LONDON—Amid increasing competition among private equity real estate funds, “co-investment opportunities provide a perfect tool to attract investors,” says Andrew Moylan at Preqin.

March 8, 2017 | by PAUL BUBNY | GlobeSt

LONDON—With investors becoming more vocal about alternatives to the blind pool model, more private equity real estate funds are offering co-investment opportunities, Preqin said Wednesday. A recent Preqin survey of fund manager and investor attitudes to co-investments found that more than two-thirds of all real estate firms offered co-investments in 2016, up markedly from the year prior, while nearly half of managers will look to offer more co-investment opportunities this year.
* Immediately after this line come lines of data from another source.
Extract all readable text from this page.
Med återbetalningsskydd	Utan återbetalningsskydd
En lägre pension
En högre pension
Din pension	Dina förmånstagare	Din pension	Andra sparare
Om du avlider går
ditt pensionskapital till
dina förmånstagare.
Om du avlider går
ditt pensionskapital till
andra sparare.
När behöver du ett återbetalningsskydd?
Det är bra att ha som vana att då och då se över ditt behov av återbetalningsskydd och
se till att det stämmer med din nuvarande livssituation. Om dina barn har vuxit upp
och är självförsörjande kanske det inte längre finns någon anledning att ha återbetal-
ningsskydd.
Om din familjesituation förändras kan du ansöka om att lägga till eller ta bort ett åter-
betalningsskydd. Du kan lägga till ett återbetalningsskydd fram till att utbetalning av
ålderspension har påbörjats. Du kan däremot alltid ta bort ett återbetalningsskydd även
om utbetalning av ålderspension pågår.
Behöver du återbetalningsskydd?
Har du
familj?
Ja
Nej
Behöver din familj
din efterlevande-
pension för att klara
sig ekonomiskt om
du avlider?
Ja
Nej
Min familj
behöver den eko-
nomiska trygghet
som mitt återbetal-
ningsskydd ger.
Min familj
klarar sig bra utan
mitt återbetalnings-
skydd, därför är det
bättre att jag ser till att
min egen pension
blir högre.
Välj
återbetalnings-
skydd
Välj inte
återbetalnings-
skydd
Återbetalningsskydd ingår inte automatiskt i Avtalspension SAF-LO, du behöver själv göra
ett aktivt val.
“Private equity real estate fund managers are clearly seeing the benefits of offering co-investments, such as improved investor relationships and increased chances of a successful fundraise,” says Andrew Moylan, head of real estate products at Preqin. “Consequently, the proportion of funds that give investors these opportunities continues to rise. At a time of intense fundraising competition, with investors increasingly choosing to allocate large sums of capital to fewer fund managers, co-investment opportunities provide a perfect tool to attract investors and foster strong, sustainable and mutually beneficial relationships.” Investors surveyed by Preqin also like the sense of control over the direction of their capital that co-investments can provide, along with better returns and reduced fees.

However, Preqin notes that the greater control that accrues to investors via co-investment deals also creates hurdles for fund managers. The Preqin survey found the challenges associated with managing a deal with multiple investors that may have different decision-making timelines or different co-investment terms, as well as the reduction in control over a particular investment, represent the biggest headaches for the funds. “The additional cost of reporting and structuring these co-investments is also a potential negative for many firms,” according to Preqin.